It has taken me quite a while to appreciate the unassuming art of Philip Corner. One must acquire the taste, and this does not come easily, as Corner’s music involves a kind of subtlety that one does not find in other current music. It is never at all showy, and it requires a unique type of performer who knows how to keep his personality out of the way of the music. Aesthetically the attitude seems to have more to do with Zen and nature than with our musical past.
Sometimes Corner and his fellow musicians simply hold a mallet in one place and allow a swinging bell to make contact in its own time and in its own way. Sometimes they blow tones so soft that one hears more wind than tone. Most of the time the performers are involved in independent activities and don’t pay much attention to each other. Yet they always work with a common attitude, and even the sporadic rhythms which result seem vaguely logical, like the rhythm of leaves falling from a tree.

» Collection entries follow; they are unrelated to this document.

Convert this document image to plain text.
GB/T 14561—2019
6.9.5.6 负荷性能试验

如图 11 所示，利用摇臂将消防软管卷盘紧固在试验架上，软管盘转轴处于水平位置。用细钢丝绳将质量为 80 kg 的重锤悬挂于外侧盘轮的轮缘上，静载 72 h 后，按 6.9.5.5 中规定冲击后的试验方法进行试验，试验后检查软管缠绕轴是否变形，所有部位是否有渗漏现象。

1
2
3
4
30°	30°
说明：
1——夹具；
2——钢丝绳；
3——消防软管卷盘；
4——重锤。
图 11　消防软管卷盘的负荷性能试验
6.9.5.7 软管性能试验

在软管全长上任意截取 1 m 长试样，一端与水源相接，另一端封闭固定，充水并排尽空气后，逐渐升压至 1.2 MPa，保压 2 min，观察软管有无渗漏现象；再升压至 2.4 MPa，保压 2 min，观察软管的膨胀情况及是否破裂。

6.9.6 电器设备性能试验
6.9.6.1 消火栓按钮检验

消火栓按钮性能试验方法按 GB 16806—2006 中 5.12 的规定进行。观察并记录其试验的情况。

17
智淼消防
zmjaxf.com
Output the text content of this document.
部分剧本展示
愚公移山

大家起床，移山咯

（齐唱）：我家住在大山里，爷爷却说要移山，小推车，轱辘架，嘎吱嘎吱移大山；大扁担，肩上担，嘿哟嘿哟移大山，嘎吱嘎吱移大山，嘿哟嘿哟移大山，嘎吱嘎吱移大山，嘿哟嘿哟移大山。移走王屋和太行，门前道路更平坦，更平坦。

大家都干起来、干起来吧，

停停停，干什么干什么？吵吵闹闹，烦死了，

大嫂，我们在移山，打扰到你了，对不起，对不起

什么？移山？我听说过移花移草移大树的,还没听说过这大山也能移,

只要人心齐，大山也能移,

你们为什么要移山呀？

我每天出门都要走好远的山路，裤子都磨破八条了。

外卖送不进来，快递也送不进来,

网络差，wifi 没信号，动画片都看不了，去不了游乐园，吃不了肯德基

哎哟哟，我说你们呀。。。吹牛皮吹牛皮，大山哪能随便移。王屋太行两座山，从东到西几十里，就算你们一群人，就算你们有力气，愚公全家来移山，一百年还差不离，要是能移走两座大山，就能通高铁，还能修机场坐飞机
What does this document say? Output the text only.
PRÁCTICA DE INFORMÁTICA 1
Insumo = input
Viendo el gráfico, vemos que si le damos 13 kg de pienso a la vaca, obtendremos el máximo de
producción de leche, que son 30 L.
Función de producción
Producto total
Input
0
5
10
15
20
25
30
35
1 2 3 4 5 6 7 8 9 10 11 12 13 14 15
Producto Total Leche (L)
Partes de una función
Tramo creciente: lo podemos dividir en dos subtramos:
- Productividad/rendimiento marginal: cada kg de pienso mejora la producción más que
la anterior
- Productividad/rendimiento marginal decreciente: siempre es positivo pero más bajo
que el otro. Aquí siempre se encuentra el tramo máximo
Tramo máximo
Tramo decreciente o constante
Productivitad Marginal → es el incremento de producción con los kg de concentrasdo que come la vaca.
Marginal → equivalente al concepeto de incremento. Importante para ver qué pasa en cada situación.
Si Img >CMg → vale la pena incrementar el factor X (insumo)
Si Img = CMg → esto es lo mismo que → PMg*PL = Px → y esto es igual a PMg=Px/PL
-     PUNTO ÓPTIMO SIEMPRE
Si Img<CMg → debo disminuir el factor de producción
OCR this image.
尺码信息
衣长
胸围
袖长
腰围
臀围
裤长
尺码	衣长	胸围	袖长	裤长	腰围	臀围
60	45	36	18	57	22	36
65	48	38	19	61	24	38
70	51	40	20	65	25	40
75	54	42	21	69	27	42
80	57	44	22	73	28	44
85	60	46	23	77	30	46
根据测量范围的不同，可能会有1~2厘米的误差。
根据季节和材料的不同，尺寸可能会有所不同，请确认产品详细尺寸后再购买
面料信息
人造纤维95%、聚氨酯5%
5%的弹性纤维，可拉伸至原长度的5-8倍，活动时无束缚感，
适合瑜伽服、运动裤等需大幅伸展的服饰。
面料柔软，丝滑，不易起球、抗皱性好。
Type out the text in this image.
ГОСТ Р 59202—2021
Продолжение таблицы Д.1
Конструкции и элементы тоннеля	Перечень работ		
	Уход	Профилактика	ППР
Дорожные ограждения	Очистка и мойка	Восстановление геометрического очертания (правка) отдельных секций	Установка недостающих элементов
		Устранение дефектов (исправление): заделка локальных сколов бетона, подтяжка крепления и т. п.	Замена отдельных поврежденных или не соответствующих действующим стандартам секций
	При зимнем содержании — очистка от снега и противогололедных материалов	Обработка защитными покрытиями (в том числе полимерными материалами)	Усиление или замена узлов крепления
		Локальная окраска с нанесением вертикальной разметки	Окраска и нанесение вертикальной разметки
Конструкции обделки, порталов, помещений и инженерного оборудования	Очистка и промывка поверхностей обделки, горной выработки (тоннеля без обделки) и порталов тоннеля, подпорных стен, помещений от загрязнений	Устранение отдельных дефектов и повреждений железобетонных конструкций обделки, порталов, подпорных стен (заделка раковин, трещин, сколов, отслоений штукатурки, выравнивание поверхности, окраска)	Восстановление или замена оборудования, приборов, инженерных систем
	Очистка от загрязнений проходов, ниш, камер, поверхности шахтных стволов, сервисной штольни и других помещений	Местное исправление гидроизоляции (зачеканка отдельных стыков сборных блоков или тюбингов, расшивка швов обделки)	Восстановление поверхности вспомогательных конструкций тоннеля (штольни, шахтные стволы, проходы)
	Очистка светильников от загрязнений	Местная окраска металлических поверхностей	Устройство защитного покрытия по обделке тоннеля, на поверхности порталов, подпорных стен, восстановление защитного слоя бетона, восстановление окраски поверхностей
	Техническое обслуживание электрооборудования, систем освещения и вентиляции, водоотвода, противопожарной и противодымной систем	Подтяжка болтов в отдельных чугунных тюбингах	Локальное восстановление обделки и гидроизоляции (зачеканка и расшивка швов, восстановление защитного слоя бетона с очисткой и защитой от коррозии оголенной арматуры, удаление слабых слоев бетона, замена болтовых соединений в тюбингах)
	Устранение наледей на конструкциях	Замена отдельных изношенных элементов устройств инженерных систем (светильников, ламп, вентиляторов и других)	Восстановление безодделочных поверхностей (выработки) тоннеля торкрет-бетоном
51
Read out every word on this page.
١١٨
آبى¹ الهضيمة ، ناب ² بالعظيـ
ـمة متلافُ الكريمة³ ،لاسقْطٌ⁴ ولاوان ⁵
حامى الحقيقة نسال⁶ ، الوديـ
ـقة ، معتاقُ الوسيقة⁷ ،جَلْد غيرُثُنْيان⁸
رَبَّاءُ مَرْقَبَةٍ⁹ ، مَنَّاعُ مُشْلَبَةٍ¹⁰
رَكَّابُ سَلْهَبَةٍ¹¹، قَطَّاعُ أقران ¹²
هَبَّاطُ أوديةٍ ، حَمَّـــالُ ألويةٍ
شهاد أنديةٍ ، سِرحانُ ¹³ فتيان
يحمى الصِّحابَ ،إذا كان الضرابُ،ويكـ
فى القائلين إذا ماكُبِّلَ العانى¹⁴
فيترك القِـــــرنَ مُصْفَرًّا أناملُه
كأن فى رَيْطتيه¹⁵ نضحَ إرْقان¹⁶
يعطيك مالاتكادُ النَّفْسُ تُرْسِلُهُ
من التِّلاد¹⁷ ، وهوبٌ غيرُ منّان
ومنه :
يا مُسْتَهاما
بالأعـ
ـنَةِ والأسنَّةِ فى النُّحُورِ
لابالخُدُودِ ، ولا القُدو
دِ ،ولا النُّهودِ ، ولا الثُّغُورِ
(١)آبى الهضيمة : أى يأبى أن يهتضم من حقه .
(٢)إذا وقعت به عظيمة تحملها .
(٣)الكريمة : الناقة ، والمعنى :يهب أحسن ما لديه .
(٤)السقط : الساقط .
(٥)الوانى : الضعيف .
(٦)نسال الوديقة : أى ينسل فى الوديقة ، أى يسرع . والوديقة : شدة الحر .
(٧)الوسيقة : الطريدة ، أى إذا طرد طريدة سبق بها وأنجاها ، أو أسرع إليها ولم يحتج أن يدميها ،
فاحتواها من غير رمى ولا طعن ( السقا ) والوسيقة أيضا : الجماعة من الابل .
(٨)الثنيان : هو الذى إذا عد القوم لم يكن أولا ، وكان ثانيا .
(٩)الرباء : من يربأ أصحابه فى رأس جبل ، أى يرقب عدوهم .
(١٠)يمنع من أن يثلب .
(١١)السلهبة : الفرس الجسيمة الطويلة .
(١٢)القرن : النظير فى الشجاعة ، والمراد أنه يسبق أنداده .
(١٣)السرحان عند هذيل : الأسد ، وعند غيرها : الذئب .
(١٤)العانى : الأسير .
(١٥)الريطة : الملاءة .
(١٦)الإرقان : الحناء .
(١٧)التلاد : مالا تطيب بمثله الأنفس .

Corner makes calligraphic posters with brush strokes and verbal phrases that suggest ways of producing a sound or listening to one, and some of these were on exhibition at the Kitchen during his three-day series last week, but he does not notate his current music in any specific way. His musicians have all worked together quite a bit before, however, and all of the performances which I heard seemed clearly focused on specific attitudes. Several of these, billed under the generic title of ‘Metal Meditations,’ involve an extensive collection of bells, and numerous other metal objects. In some of these ‘meditations’ the musicians remain in one place. In others they wander around the space. Sometimes microphones are used for subtle effects.
Typical of Corner’s unpretentiousness and his genuine openness to all sounds, he did not allow his programs to be dominated completely by his own ideas, but left quite a bit of room for pieces by other composers. These included a very curious piano piece by Edward Grieg, called ‘Bell Ringing,’ other short keyboard works by Bach, Tomkins, Rameau, Satie, Hauer, Schoenberg, and Feldman, and a fascinating piece by one of the musicians, Carole Weber, which requires several performers to play percussion instruments in the tempo of their individual pulse rates.
Most impressive, however, was a new work called ‘Circular Thoughts’ by another one of the musicians, Daniel Goode. This solo clarinet piece is ingenious, and the skill with which the composer performs it is nothing short of astounding. Most of the piece involves a seven-note scale which ripples upward over and over again at a terribly fast tempo. As he plays this, Goode somehow manages to isolate certain tones with tiny accents, creating an overlay of other melodies which are sometimes quite intricate. Occasionally the basic scale-wise pattern shifts, or accidentals are inserted, sometimes so subtly that the listener is not sure whether he is hearing what he thinks he is hearing or not. On top of all that, Goode plays almost the entire 15-minutes piece without a pause, employing that rarely mastered technique of continuous breathing, where one inhales through his nose without stopping the tone.